The study also examined a small number of wild American chestnuts that have survived decades of infection, known as large surviving American chestnuts. These trees are rare but they offer clues about whether any resistance exists within the species itself.
The researcher team, which included the HudsonAlpha Institute for Biotechnology, Oak Ridge National Laboratory, and the U.S. Forest Service, also was comprised of Qian Zhang, research associate in Holliday’s lab, and Alex Sandercock, a former Ph.D. student in Holliday’s lab, found that while some of these trees pass on modest resistance to their offspring, the effect is limited and inconsistent. That means they can contribute to restoration efforts, but they are unlikely to solve the problem on their own.
To better understand why Asian chestnuts resist the disease so effectively, the team produced some of the most complete chestnut genomes to date, including reference genomes for American and Chinese chestnut trees. The Virginia Tech research team found that resistance is not controlled by a single gene or simple switch.
Instead, it involves many genes spread across the genome, working together to strengthen cell walls, trigger chemical defenses, and slow the growth of the fungus. This complexity explains why resistance has been so difficult to breed using traditional methods and why genomic selection is such a powerful tool.
Together, the findings provide a scientific foundation for scaling up American chestnut restoration.

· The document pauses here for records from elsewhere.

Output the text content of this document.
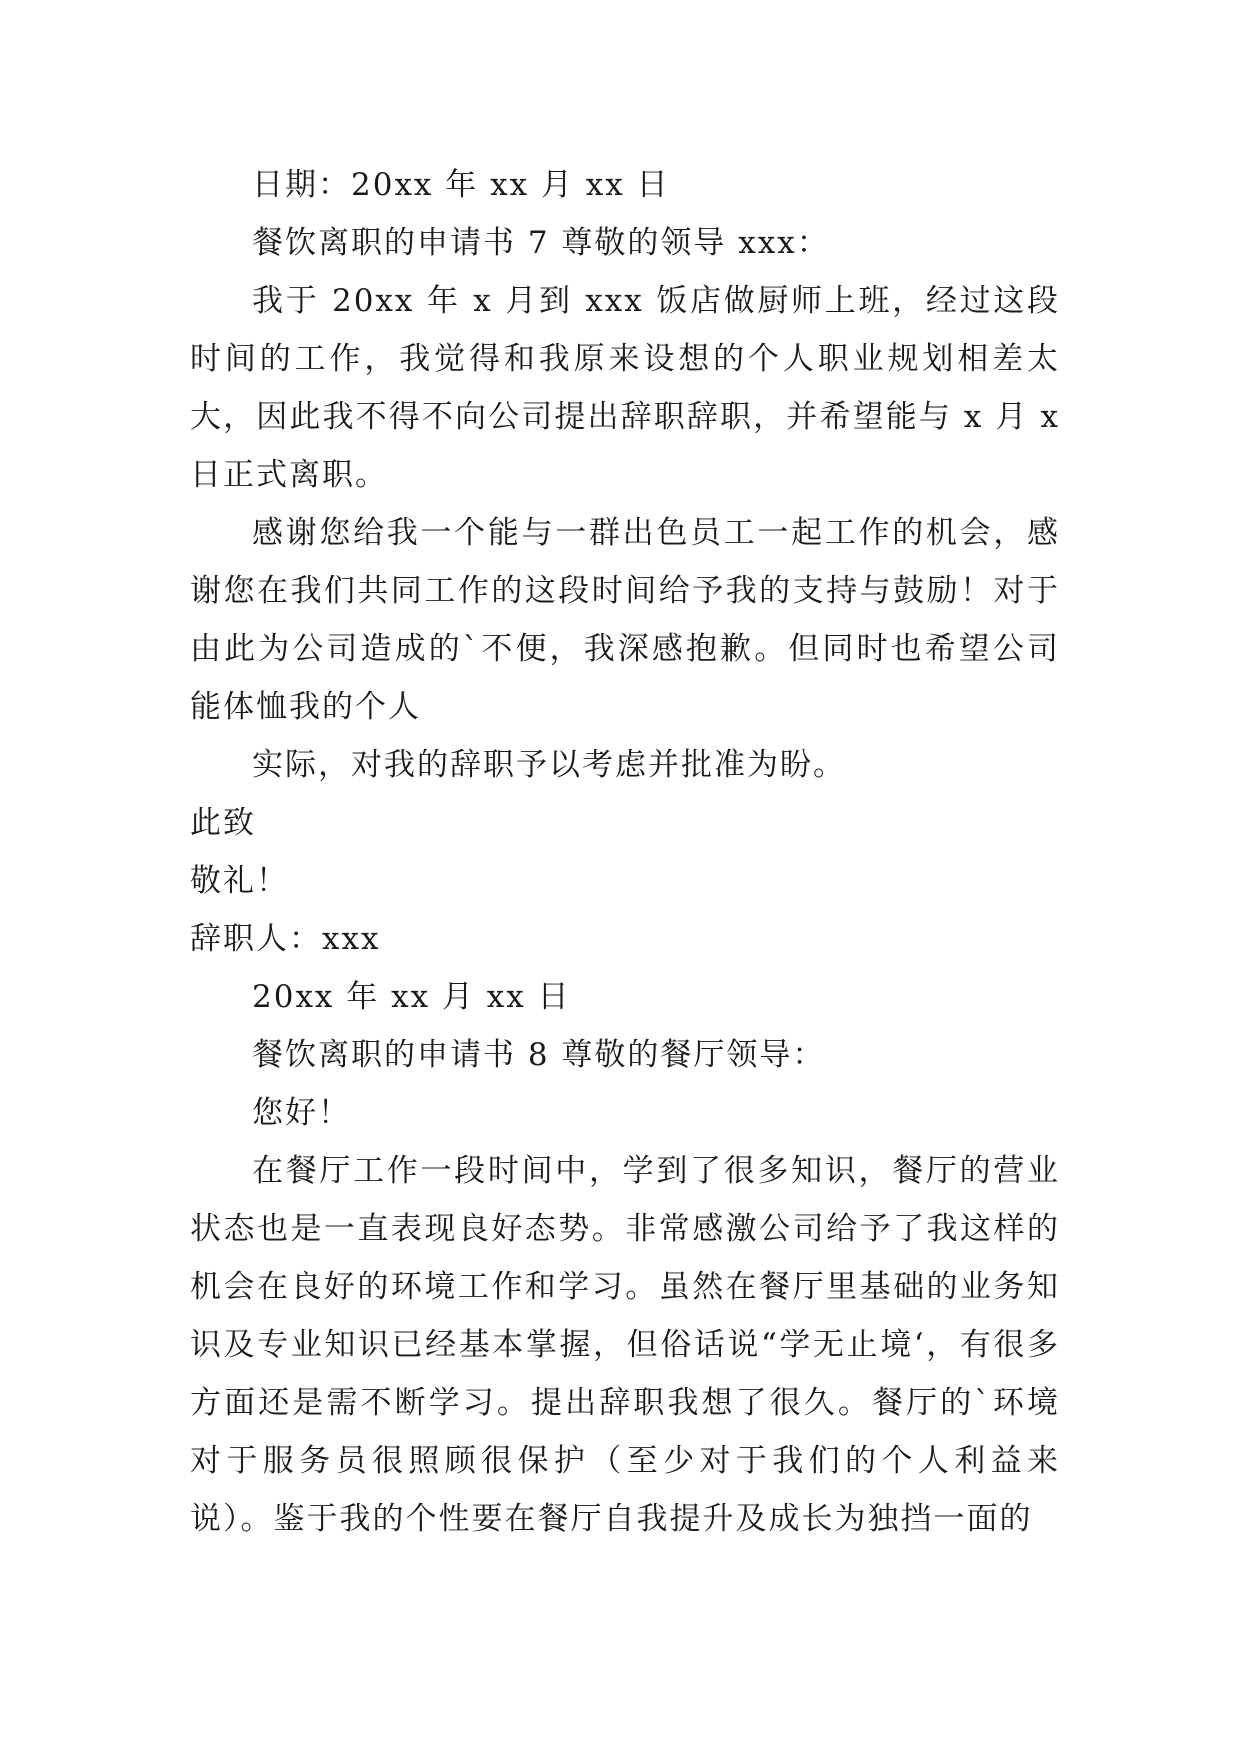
日期：20xx 年 xx 月 xx 日

餐饮离职的申请书 7 尊敬的领导 xxx：

我于 20xx 年 x 月到 xxx 饭店做厨师上班，经过这段时间的工作，我觉得和我原来设想的个人职业规划相差太大，因此我不得不向公司提出辞职辞职，并希望能与 x 月 x 日正式离职。

感谢您给我一个能与一群出色员工一起工作的机会，感谢您在我们共同工作的这段时间给予我的支持与鼓励！对于由此为公司造成的`不便，我深感抱歉。但同时也希望公司能体恤我的个人

实际，对我的辞职予以考虑并批准为盼。

此致

敬礼！

辞职人：xxx

20xx 年 xx 月 xx 日

餐饮离职的申请书 8 尊敬的餐厅领导：

您好！

在餐厅工作一段时间中，学到了很多知识，餐厅的营业状态也是一直表现良好态势。非常感激公司给予了我这样的机会在良好的环境工作和学习。虽然在餐厅里基础的业务知识及专业知识已经基本掌握，但俗话说“学无止境‘，有很多方面还是需不断学习。提出辞职我想了很久。餐厅的`环境对于服务员很照顾很保护（至少对于我们的个人利益来说）。鉴于我的个性要在餐厅自我提升及成长为独挡一面的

Genomic selection allows breeders to move faster, maintain genetic diversity, and focus on trees that are both resistant and well suited for forest life.
While more work remains before large-scale reintroduction, the researchers say the tools are now in place to make meaningful progress within a generation.
“This is about giving restoration a real chance,” Holliday said. “We’re not just learning why the chestnut was lost. We’re learning how to bring it back.”